Страшно мучил и голод. А немцы каждый день вызывают на допрос, вербуют для службы в армию предателей Родины.
Однажды меня, раненого, привели в палату. Здесь все сверкало чистотой, чувствовалась рука русского врача, который пытался хоть как-нибудь облегчить страдания советских воинов.
Эсэсовцы силой уложили меня на операционный стол, немецкий врач сделал мне укол в правую руку. Через некоторое время приятная усталость разлилась теплой волной по всему телу. Я крепко уснул. А гитлеровские изверги в этот момент и вырезали мне правый глаз. Очнулся я от страшной боли. Жизнь потеряла для меня всякий смысл, хотелось скорее умереть.
Но чудовищная гибель соратников по оружию придавала мне энергию и силу, звала к расплате. И я жил, терпя невыносимые физические и душевные муки.
Разыскал патриотов, которые создали в лагере подпольную организацию. Началась подготовка к побегу. А тут еще немцы забросили в лагерь своего агента, который подбивал военнопленных к побегу, пытаясь напасть на след подпольной организации. Но все попытки его оказывались тщетными. Правда, он «организовал» побег 20 военнопленных, которые вскоре были пойманы недалеко от лагеря и повешены на телеграфных столбах в Полтаве.
Мысль о побеге ни на минуту не покидала меня. И такой случай вскоре представился для многих военнопленных.
Стояла сырая осенняя ночь. Глухо завывал ветер, пронизывая барак насквозь. Под ударами осеннего ветра скрипели деревянные стены ветхих бараков. Кругом обманчивая тишина.
Только прожектора на вышках осторожно рыскали по темным закоулкам грязного лагеря.
Ночью раздалась сирена. В ворота лагеря въезжали машины. Большинство пленных посадили на машины, и они двинулись в сторону Кременчуга. Кто-то сказал: «В крематорий». Раскисшим от непогоды шляхом эшелон смерти выехал в поле. Не видать ни зги.

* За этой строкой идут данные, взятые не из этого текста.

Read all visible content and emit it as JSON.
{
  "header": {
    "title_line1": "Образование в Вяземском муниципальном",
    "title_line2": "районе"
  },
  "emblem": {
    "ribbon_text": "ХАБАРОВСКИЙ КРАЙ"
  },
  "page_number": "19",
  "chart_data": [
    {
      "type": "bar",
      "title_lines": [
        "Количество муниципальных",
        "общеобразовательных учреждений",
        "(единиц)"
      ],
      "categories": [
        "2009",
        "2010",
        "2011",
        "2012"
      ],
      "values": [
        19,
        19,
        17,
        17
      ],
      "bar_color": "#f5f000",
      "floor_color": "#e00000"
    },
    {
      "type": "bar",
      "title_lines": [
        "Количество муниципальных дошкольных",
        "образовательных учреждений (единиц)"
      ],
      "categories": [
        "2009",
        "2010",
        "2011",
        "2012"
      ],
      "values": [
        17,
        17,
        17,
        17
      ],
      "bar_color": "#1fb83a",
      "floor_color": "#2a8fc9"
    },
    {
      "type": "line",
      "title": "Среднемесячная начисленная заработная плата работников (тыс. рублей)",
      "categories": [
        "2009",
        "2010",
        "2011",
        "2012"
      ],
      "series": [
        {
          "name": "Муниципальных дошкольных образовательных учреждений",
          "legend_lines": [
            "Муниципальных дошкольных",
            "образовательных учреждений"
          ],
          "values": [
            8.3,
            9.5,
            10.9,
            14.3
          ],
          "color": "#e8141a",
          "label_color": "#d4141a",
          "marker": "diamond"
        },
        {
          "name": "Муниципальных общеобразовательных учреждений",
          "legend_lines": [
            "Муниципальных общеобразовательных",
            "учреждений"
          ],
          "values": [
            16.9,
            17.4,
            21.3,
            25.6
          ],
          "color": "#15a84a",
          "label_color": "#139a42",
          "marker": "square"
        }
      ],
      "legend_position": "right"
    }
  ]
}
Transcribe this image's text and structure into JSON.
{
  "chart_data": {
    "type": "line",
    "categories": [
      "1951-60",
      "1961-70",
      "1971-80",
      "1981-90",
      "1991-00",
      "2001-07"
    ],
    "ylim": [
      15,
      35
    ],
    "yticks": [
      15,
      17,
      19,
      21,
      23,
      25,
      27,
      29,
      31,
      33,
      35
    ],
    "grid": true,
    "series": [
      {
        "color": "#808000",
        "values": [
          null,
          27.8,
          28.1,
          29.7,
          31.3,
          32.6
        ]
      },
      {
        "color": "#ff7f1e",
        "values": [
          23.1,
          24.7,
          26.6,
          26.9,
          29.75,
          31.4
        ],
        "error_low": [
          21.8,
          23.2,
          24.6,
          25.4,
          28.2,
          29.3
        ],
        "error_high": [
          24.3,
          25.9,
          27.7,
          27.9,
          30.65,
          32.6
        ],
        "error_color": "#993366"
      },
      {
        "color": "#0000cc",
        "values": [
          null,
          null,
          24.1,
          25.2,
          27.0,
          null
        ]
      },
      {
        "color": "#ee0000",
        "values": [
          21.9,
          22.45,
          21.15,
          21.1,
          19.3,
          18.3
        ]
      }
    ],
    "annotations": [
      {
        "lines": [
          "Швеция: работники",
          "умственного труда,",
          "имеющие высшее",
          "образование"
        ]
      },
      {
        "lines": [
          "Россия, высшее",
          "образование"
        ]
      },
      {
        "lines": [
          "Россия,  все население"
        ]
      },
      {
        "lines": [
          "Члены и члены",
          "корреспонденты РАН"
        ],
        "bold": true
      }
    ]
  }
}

В дороге созрел смелый план действий. В кузове с 30 советскими военнопленными сидел вооруженный автоматом полицай. В кабине рядом с шофером еще один. Машины шли с потушенными фарами. Дождь, словно сетка, висел в воздухе, машины начали буксовать. Когда однажды очень сильно тряхнуло машину на ухабе, пятеро военнопленных, самые сильные из всех, навалились на полицая и задушили его. Выбросив труп в грязь, мы с товарищами выбрались из машины. Быстро достигли спасительного леса. Ушла вся пятерка, которая убила полицая. Когда все собрались, разбились на две группы.
Мы вместе с Сашком и Виктором поспешили на восток: ночь длинная, а путь далек, нужно спешить. Редко доводилось нам ночевать под крышей. Голодные, изможденные, с воспаленными ранами, брели мы на восток. Саше стало совсем плохо. У него началась гангрена.
— Хватит, хлопцы, со мной мучиться. Идите сами. А я тут…
Но мы вдвоем с Виктором несли его. Так на руках и умер. Вырыли могилу между двух берез, и остался Сашко под незнакомыми звездами. А вскоре темной ночью отстал и Виктор.